Published on February 8th, 2016 | by admin0
Four Myths Surrounding Peer to Peer Lending That Shouldn’t Bother You
Peer to peer lending is a newer way of investing money and seeking funds, so it’s a practice that is naturally surrounded with several misunderstandings. Unfortunately, many of them prevent people from taking part. Make sure you don’t let the following four myths prevent you from taking advantage.
- Peer to Peer Lending Requires Plenty of Capital
People assume that investing in peer to peer projects requires a large initial investment. It is true that many first-time investors stake a sizable amount of money, but several platforms allow users to create an account and start investing with only a few hundred pounds.
- Peer to Peer Lending is Unregulated
Peer to peer lending often seems risky since you’re cutting out the middleman during the lending process. However, the United Kingdom’s peer to peer lending industry is fully regulated by the FCA (Financial Conduct Authority). Lenders must possess a minimum amount of operating capital, meet money requirements, and act with integrity while treating customers and clients fairly. In fact, the United Kingdom was the first country in the world to provide complete regulation for peer to peer lending.
- Peer to Peer Lending is Just Crowdfunding
Peer to peer lending shares a few similarities with crowdfunding. However, crowdfunding aims more to provide funds for a project that people are passionate about, with the incentives provided held as more of a secondary concern. With peer to peer lending, lenders receive fixed repayment rates – the focus is placed on investment and growth. Fittingly, borrowers must provide credit scores and personal information.

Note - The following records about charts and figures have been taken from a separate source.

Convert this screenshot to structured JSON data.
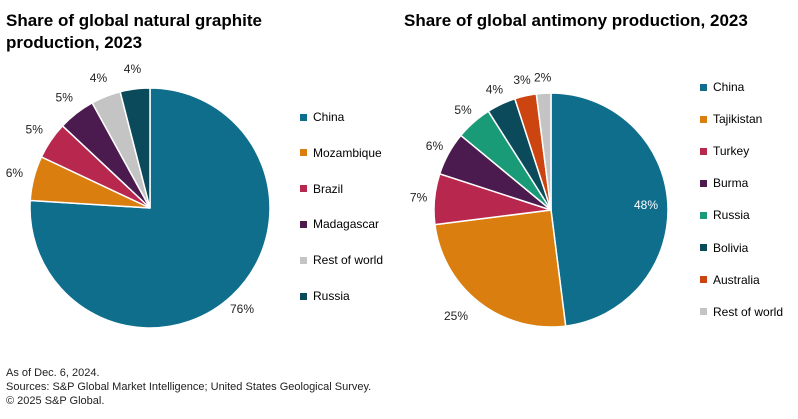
{
  "chart_data": [
    {
      "type": "pie",
      "title": "Share of global natural graphite production, 2023",
      "categories": [
        "China",
        "Mozambique",
        "Brazil",
        "Madagascar",
        "Rest of world",
        "Russia"
      ],
      "values": [
        76,
        6,
        5,
        5,
        4,
        4
      ],
      "labels": [
        "76%",
        "6%",
        "5%",
        "5%",
        "4%",
        "4%"
      ],
      "colors": [
        "#0f6e8c",
        "#d97e0f",
        "#b8284e",
        "#4b1b4f",
        "#c4c4c4",
        "#0b4a5a"
      ],
      "legend_position": "right"
    },
    {
      "type": "pie",
      "title": "Share of global antimony production, 2023",
      "categories": [
        "China",
        "Tajikistan",
        "Turkey",
        "Burma",
        "Russia",
        "Bolivia",
        "Australia",
        "Rest of world"
      ],
      "values": [
        48,
        25,
        7,
        6,
        5,
        4,
        3,
        2
      ],
      "labels": [
        "48%",
        "25%",
        "7%",
        "6%",
        "5%",
        "4%",
        "3%",
        "2%"
      ],
      "colors": [
        "#0f6e8c",
        "#d97e0f",
        "#b8284e",
        "#4b1b4f",
        "#1a9b78",
        "#0b4a5a",
        "#cc4410",
        "#c4c4c4"
      ],
      "legend_position": "right"
    }
  ],
  "footer": {
    "note": "As of Dec. 6, 2024.",
    "sources": "Sources: S&P Global Market Intelligence; United States Geological Survey.",
    "copyright": "© 2025 S&P Global."
  }
}
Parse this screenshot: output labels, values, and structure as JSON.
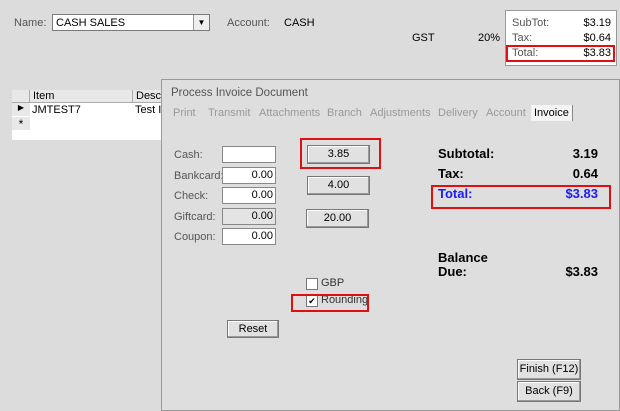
{
  "header": {
    "name_label": "Name:",
    "name_value": "CASH SALES",
    "account_label": "Account:",
    "account_value": "CASH",
    "tax_name": "GST",
    "tax_rate": "20%"
  },
  "totals": {
    "subtot_label": "SubTot:",
    "subtot": "$3.19",
    "tax_label": "Tax:",
    "tax": "$0.64",
    "total_label": "Total:",
    "total": "$3.83"
  },
  "grid": {
    "columns": [
      "Item",
      "Descri"
    ],
    "rows": [
      {
        "item": "JMTEST7",
        "desc": "Test Ite"
      }
    ]
  },
  "dialog": {
    "title": "Process Invoice Document",
    "tabs": [
      "Print",
      "Transmit",
      "Attachments",
      "Branch",
      "Adjustments",
      "Delivery",
      "Account",
      "Invoice"
    ],
    "active_tab": "Invoice",
    "payments": [
      {
        "label": "Cash:",
        "value": ""
      },
      {
        "label": "Bankcard:",
        "value": "0.00"
      },
      {
        "label": "Check:",
        "value": "0.00"
      },
      {
        "label": "Giftcard:",
        "value": "0.00"
      },
      {
        "label": "Coupon:",
        "value": "0.00"
      }
    ],
    "quick_buttons": [
      "3.85",
      "4.00",
      "20.00"
    ],
    "summary": {
      "subtotal_label": "Subtotal:",
      "subtotal": "3.19",
      "tax_label": "Tax:",
      "tax": "0.64",
      "total_label": "Total:",
      "total": "$3.83",
      "balance_label1": "Balance",
      "balance_label2": "Due:",
      "balance": "$3.83"
    },
    "gbp_label": "GBP",
    "gbp_checked": false,
    "rounding_label": "Rounding",
    "rounding_checked": true,
    "reset_label": "Reset",
    "finish_label": "Finish (F12)",
    "back_label": "Back (F9)"
  },
  "colors": {
    "highlight": "#e01010",
    "total_blue": "#1a1aff"
  }
}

- Peer to Peer Lending is Too Good to be True
Peer to peer lending typically offers interest rates ranging between 4% and 15%. Such high rates of return often make potential investors bulk; it just seems as if such terms would come with unacceptable levels of risk. However, those increased profits are yielded due to the elimination of the middleman. Default rates for peer to peer are actually quite low.